Life in Progress: A weblog by Heidi Price
3/20/2007

Just say no

I have never really been good at telling people no. And, lately it seems like more and more people want a piece of my time. I feel rushed and find myself committing to things I don't really want to do. Even worse, my always-honest friend who works in a bank, told me that lately, every time I've gone out with him, I have seemed really distracted and in a hurry.

My worst fear has been realized. I've become one of those people. You know the ones. They constantly look at their watch or cell phone to check the time in the middle of conversations with friends. Those people who say "uh-huh" when you talk, but you can tell they aren't really listening.

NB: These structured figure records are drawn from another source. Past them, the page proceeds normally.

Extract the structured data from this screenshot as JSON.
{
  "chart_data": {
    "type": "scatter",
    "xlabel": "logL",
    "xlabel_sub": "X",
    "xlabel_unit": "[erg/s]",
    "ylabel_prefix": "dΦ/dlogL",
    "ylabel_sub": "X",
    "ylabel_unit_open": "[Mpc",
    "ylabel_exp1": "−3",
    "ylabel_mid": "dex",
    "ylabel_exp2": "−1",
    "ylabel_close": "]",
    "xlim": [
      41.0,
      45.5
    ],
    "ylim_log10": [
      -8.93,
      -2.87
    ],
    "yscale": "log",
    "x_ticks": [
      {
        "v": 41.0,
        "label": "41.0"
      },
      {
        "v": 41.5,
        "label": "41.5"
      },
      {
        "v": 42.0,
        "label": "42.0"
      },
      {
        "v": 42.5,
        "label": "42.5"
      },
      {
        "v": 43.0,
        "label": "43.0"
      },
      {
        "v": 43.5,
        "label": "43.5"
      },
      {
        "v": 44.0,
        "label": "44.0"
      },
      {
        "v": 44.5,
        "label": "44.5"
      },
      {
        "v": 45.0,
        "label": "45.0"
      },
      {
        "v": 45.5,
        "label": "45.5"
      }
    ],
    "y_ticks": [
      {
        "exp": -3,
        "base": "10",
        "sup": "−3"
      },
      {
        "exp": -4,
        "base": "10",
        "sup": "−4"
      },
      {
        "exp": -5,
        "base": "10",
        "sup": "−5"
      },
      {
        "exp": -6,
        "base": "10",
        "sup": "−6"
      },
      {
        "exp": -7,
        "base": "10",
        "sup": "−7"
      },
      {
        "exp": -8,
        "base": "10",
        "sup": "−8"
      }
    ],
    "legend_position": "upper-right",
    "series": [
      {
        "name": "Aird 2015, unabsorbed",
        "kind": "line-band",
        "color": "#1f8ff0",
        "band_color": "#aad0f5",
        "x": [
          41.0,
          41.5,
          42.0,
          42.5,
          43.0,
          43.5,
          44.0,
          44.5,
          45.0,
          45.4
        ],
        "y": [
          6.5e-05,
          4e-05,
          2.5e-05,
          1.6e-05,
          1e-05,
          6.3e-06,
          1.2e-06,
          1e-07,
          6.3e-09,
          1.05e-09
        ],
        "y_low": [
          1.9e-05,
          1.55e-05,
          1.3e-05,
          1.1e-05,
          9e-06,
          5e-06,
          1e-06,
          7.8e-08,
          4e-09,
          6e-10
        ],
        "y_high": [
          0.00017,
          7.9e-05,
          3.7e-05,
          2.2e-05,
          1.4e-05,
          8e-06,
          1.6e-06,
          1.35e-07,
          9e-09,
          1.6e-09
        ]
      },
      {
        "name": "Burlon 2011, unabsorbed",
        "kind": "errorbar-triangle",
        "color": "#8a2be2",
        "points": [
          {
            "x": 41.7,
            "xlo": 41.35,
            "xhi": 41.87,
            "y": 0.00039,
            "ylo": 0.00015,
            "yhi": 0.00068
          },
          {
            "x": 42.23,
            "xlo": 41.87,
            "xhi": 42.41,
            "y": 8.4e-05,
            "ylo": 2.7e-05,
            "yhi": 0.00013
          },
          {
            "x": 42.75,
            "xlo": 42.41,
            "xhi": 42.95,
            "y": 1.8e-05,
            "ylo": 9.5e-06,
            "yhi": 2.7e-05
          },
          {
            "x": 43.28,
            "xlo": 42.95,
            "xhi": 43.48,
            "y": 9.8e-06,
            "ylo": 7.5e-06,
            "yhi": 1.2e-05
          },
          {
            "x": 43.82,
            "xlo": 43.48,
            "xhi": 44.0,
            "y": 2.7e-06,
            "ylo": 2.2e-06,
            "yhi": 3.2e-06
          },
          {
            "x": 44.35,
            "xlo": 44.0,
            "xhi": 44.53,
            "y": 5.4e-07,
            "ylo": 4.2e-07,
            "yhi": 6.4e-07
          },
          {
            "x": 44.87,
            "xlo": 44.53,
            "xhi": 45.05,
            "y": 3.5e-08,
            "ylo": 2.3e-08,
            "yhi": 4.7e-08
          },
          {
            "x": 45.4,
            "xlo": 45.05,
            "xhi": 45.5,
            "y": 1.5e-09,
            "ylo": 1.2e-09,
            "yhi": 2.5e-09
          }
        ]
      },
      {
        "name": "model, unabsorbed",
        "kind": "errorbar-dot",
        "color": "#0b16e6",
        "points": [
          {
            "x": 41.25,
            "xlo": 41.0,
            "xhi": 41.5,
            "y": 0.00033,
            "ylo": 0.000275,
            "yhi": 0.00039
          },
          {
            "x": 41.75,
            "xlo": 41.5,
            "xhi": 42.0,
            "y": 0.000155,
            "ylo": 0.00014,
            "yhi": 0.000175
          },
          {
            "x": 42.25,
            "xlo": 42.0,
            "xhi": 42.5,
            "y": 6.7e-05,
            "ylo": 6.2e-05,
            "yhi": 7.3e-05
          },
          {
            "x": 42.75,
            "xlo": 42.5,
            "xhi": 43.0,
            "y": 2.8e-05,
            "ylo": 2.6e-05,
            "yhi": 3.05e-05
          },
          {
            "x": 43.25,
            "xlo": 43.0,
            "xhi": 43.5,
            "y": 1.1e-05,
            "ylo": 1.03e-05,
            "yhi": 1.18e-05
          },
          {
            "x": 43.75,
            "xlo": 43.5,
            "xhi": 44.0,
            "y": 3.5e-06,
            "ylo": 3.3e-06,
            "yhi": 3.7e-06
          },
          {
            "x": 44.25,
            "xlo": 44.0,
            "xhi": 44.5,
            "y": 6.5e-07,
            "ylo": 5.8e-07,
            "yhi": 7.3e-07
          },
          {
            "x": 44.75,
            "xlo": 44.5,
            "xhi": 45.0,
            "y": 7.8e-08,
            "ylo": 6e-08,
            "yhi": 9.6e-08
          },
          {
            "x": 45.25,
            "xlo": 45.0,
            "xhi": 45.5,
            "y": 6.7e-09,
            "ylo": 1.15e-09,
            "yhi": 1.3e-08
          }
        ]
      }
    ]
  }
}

The thing is, I'm not really that important. None of us are. So I made a vow, last week, to try to protect my own time and the time I need to spend with the people who really matter in my life.

I was tested within hours of making this vow. A friend, who I hadn't seen in some time, called to ask if on Sunday I could help her write a public relations proposal for a neighborhood action group she had joined. The phone call caught me off guard and I agreed. A few minutes later, I called her back.

I told her about my vow. I told her that I work five days a week at a newspaper and on Saturday, I usually work for my mom's auction company to make extra money. I told her that Sunday is my one day when I don't work and that "I'm really sorry but I'm going to have to cancel."

So it's Sunday. It's beautiful outside, almost 70 degrees. I've gone to the track to run and then we played three sets of tennis. I am sitting on his front porch, a glass of Coppola Rosa in my hand, and I am typing this blog.